Privacy & Security
High-trust job search workflows need explicit access boundaries.
Email, LinkedIn context, applications, AI processing, WhatsApp, and candidate identity data require careful disclosure, logging, approval, and offboarding.
Email access
We strongly recommend that customers create a dedicated job-search email address before onboarding. This allows Orkestr Career Desk to operate without requiring access to the customer’s main personal inbox.
It limits unnecessary exposure, keeps recruiter and alert traffic separate, and makes account access easier to audit.
If Gmail or Google APIs are used, access must be limited to the scopes needed for the service. Restricted Gmail scopes can require OAuth verification and security assessment when restricted data is stored or transmitted.
For early pilots, we prefer dedicated Gmail accounts, user-controlled login, forwarded job alerts, and browser-based workflows over broad restricted Gmail API access.

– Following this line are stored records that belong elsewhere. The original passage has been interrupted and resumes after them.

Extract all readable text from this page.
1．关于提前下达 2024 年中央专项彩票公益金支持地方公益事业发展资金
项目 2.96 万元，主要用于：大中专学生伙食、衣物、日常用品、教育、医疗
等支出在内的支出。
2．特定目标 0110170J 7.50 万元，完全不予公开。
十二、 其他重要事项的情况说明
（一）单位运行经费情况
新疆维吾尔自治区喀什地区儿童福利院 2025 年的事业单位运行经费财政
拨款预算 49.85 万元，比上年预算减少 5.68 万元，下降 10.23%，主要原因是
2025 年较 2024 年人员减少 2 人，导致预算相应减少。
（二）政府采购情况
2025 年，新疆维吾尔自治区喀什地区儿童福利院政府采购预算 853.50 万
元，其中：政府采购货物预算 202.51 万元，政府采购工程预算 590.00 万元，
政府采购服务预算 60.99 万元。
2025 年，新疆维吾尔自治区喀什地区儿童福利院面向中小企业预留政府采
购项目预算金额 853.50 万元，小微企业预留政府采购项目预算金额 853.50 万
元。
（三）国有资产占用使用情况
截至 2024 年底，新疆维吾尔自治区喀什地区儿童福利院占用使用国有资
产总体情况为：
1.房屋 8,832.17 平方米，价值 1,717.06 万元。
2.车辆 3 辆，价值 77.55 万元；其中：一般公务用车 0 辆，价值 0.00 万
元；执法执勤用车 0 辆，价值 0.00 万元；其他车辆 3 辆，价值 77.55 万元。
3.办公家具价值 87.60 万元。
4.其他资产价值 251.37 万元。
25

LinkedIn workspace support
We may help organize LinkedIn-related job-search workflows in a user-controlled browser environment. Important LinkedIn actions should remain reviewed and approved by you.

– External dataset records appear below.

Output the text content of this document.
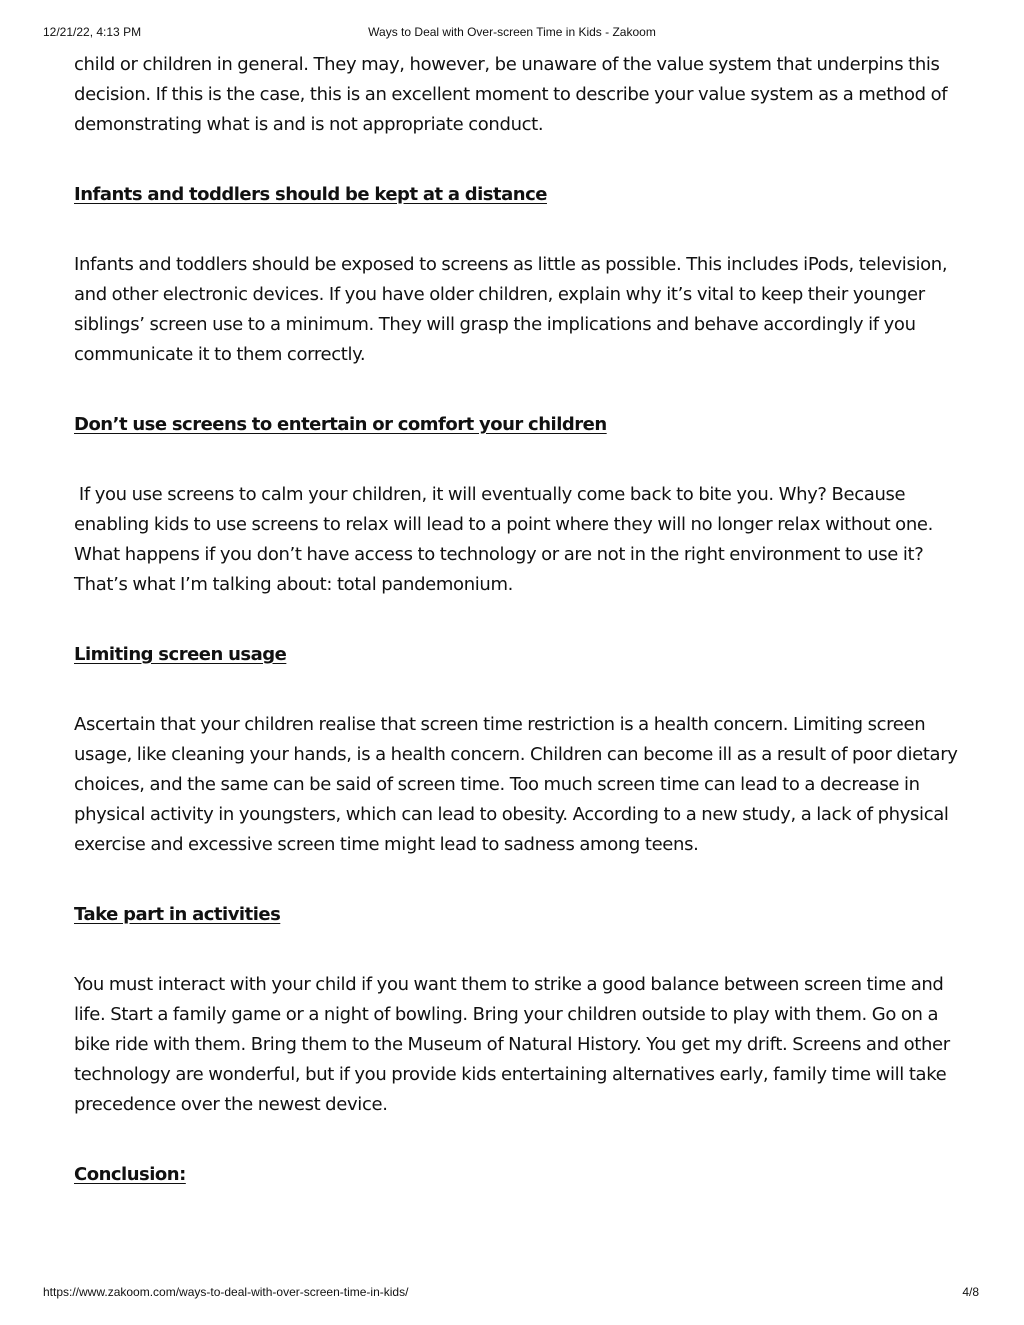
12/21/22, 4:13 PM	Ways to Deal with Over-screen Time in Kids - Zakoom

child or children in general. They may, however, be unaware of the value system that underpins this decision. If this is the case, this is an excellent moment to describe your value system as a method of demonstrating what is and is not appropriate conduct.

Infants and toddlers should be kept at a distance

Infants and toddlers should be exposed to screens as little as possible. This includes iPods, television, and other electronic devices. If you have older children, explain why it’s vital to keep their younger siblings’ screen use to a minimum. They will grasp the implications and behave accordingly if you communicate it to them correctly.

Don’t use screens to entertain or comfort your children

If you use screens to calm your children, it will eventually come back to bite you. Why? Because enabling kids to use screens to relax will lead to a point where they will no longer relax without one. What happens if you don’t have access to technology or are not in the right environment to use it? That’s what I’m talking about: total pandemonium.

Limiting screen usage

Ascertain that your children realise that screen time restriction is a health concern. Limiting screen usage, like cleaning your hands, is a health concern. Children can become ill as a result of poor dietary choices, and the same can be said of screen time. Too much screen time can lead to a decrease in physical activity in youngsters, which can lead to obesity. According to a new study, a lack of physical exercise and excessive screen time might lead to sadness among teens.

Take part in activities

You must interact with your child if you want them to strike a good balance between screen time and life. Start a family game or a night of bowling. Bring your children outside to play with them. Go on a bike ride with them. Bring them to the Museum of Natural History. You get my drift. Screens and other technology are wonderful, but if you provide kids entertaining alternatives early, family time will take precedence over the newest device.

Conclusion:
https://www.zakoom.com/ways-to-deal-with-over-screen-time-in-kids/	4/8
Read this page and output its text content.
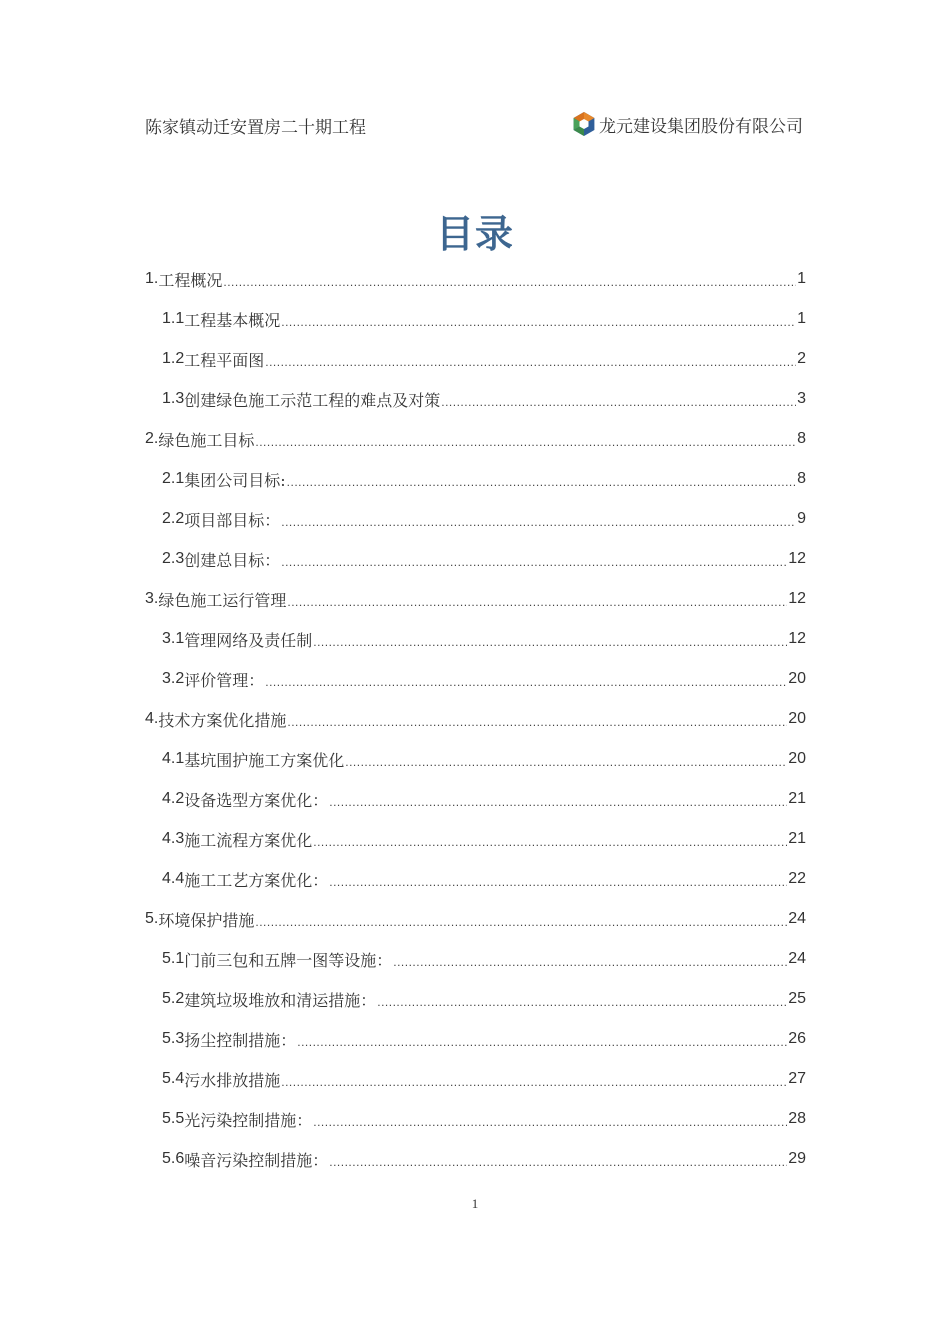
陈家镇动迁安置房二十期工程	龙元建设集团股份有限公司
目录
1. 工程概况 .....	1
1.1 工程基本概况 .....	1
1.2 工程平面图 .....	2
1.3 创建绿色施工示范工程的难点及对策 .....	3
2. 绿色施工目标 .....	8
2.1 集团公司目标: .....	8
2.2 项目部目标： .....	9
2.3 创建总目标： .....	12
3. 绿色施工运行管理 .....	12
3.1 管理网络及责任制 .....	12
3.2 评价管理： .....	20
4. 技术方案优化措施 .....	20
4.1 基坑围护施工方案优化 .....	20
4.2 设备选型方案优化： .....	21
4.3 施工流程方案优化 .....	21
4.4 施工工艺方案优化： .....	22
5. 环境保护措施 .....	24
5.1 门前三包和五牌一图等设施： .....	24
5.2 建筑垃圾堆放和清运措施： .....	25
5.3 扬尘控制措施： .....	26
5.4 污水排放措施 .....	27
5.5 光污染控制措施： .....	28
5.6 噪音污染控制措施： .....	29
1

LinkedIn states that third-party software that scrapes or automates activity on LinkedIn's website is not permitted. Orkestr Career Desk should not be used for uncontrolled scraping, spam, or platform-violating behavior.
OpenAI usage
For AI processing, Orkestr Career Desk uses OpenAI. We do not use customer data to train our own models. OpenAI states that business data is not used to train models by default, unless the customer explicitly opts in. OpenAI also states that API abuse-monitoring logs may be retained for up to 30 days by default, unless different retention terms apply.
AI output may be incomplete, inaccurate, outdated, biased, unsuitable, or misleading. Human review remains required for important decisions.
Password and access handling
Customers should not send passwords through WhatsApp, email, or chat. Where possible, access should be granted through OAuth, screen-share login, dedicated accounts, or user-controlled browser sessions.
Access logs
Every sensitive action should create an operational record.
Offboarding and deletion
If a trial does not continue or a paid service ends, active access is removed where technically possible. Users receive instructions to revoke remaining sessions, OAuth grants, shared credentials, and browser sessions.
Data is deleted or returned according to the Privacy Policy and legal retention requirements. Operational logs may be retained for security, troubleshooting, legal, or dispute reasons.